SSHd tunnel
Доступно только по подписке.
Overview
Tuna contains a built-in SSH server, this allows you to create a tunnel and provide remote SSH access without the need to run an SSH server and without any configuration on the user's side. In addition to the functionality of a regular SSH server, tuna allows you to record user sessions and view them.
Creating an SSHd tunnel is only available on Unix-like operating systems (macOS, Linux, FreeBSD), Windows is not supported.
Examples
You can view all current flags, hints, and examples by calling help:
tuna ssh --help
Almost all flags have corresponding environment variables.
Basic example
tuna ssh
After starting, connection instructions will be displayed:
Connection instruction:
1. echo "[ru.tuna.am]:12524 ssh-ed25519 xxx" >> ~/.ssh/known_hosts
2. ssh -p 12524 ru.tuna.am
3. ru.tuna.am's password: fsk3xdpgqpje7m5l
By default, any login is accepted, and the password is generated automatically and displayed in the console.
The tunnel node address is public, attackers can scan ports, find running SSHd tunnels and attempt password brute-forcing. Therefore, we do not recommend using password authentication, especially for long-running SSHd tunnels launched as a service. Below are instructions on how to enable SSH key authentication and disable password authentication
Static password
Login and password can be defined statically using the --auth flag or the TUNA_SSH_AUTH environment variable:
tuna ssh --auth="*:pass"
Where * means that username validation will not be performed, to restrict by username use the following format:
tuna ssh --auth="user:pass"
SSH key authentication
For key authentication, you need to first add your public key in the SSH Keys section in your personal account. Also, on the same page, in settings, enable - Allow connections using your SSH keys. In case of a team, you may have a common key, and you can - Allow connections to team members
- On the SSH Keys page - add your public key.
- Allow connections in SSH tunnels using your SSH keys:
Disable password authentication
tuna ssh --password-auth=false
С указанием токена
Можно указать специфичный токен через флаг --token или переменную окружения TUNA_TOKEN. Переопределение происходит в соответствии с политикой очерёдности конфигурации.
tuna ssh --token=tt_***
С указанием региона для подключения
Можно указать специфичный регион через флаг --location/-l или переменную окружения TUNA_LOCATION. Переопределение происходит в соответствии с политикой очерёдности конфигурации.
tuna ssh --location=nl
Статичный порт
В качестве значения флага --port/-p может выступать алиас или назначенный порт.
Порты можно резервировать в личном кабинете и после перезапуска туннеля адрес останется прежним.
Подробнее о портах читайте в отдельной инструкции.
tuna ssh --port=ssh
tuna ssh --port=35000
IP subnet access restriction
You can define a whitelist of subnets in CIDR format:
tuna ssh --cidr-allow="10.0.0.1/32"
Or deny access from specific subnets:
tuna ssh --cidr-deny="10.0.0.1/32"
You can combine them, for example specify a wide network and subtract private IPs:
tuna ssh --cidr-allow="10.0.0.1/24" --cidr-deny="10.0.0.33/32"

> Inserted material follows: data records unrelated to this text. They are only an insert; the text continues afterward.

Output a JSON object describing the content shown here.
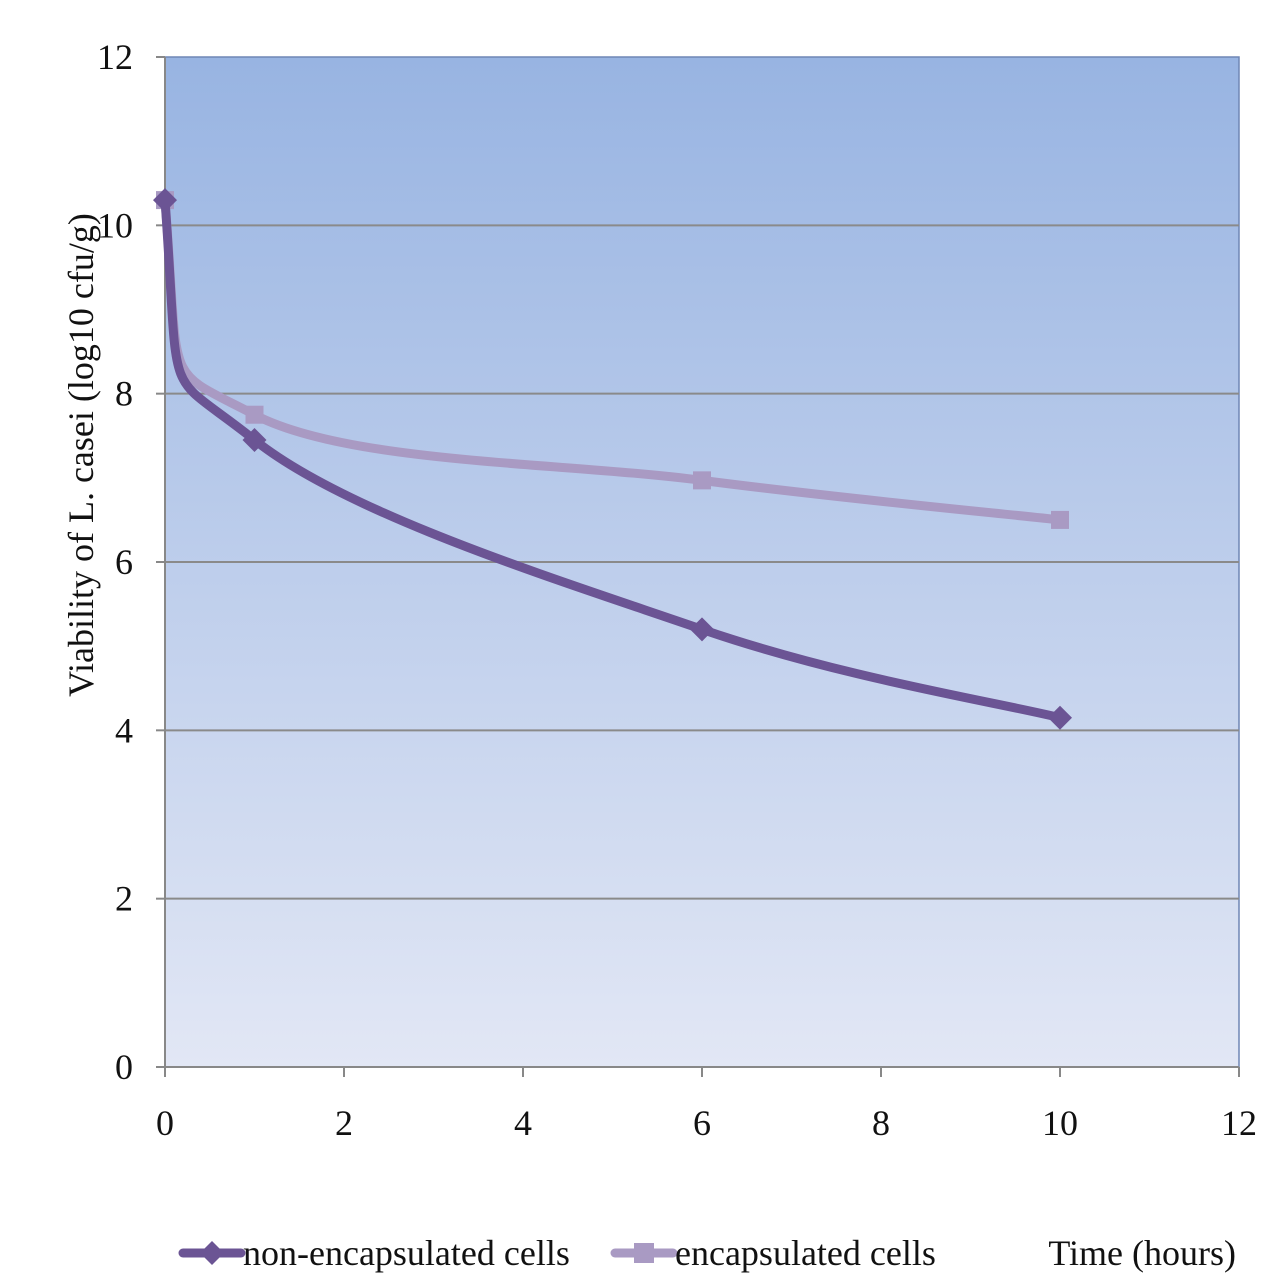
{
  "chart_data": {
    "type": "line",
    "title": "",
    "xlabel": "Time (hours)",
    "ylabel": "Viability of L. casei (log10 cfu/g)",
    "xlim": [
      0,
      12
    ],
    "ylim": [
      0,
      12
    ],
    "x_ticks": [
      0,
      2,
      4,
      6,
      8,
      10,
      12
    ],
    "y_ticks": [
      0,
      2,
      4,
      6,
      8,
      10,
      12
    ],
    "grid": "horizontal",
    "legend_position": "bottom",
    "background": {
      "top": "#98b4e2",
      "bottom": "#e2e7f5"
    },
    "series": [
      {
        "name": "non-encapsulated cells",
        "marker": "diamond",
        "color": "#6b5494",
        "x": [
          0,
          1,
          6,
          10
        ],
        "y": [
          10.3,
          7.45,
          5.2,
          4.15
        ]
      },
      {
        "name": "encapsulated cells",
        "marker": "square",
        "color": "#a99ac3",
        "x": [
          0,
          1,
          6,
          10
        ],
        "y": [
          10.3,
          7.75,
          6.97,
          6.5
        ]
      }
    ]
  }
}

You can also pass lists through commas:
tuna ssh --cidr-allow="10.0.0.1/24,192.168.0.1/24" --cidr-deny="10.0.0.33/32,192.168.0.33/32"
SSH session recording
Session recording is enabled by default, managed by the --record-session flag or the TUNA_RECORD_SESSION environment variable:
tuna ssh --record-session=false
Managing and viewing SSH sessions
There is a separate command tuna ssh-session for viewing and managing records.
List sessions
Run with tuna ssh-session list:
tuna ssh-session list
INFO[11:14:12] 2024-10-28 11:13:49. 2o3u9YtqncQ5JfCtrj73WjFHDqR (jidckii, active)
View recording
Run with tuna ssh-session watch [session]:
tuna ssh-session watch 2o3u9YtqncQ5JfCtrj73WjFHDqR
tuna:jidckii> ^C
tuna:jidckii> exit
Delete all recordings
tuna ssh-session clear
Behavior
SFTP
SFTP is supported, no additional configuration is required.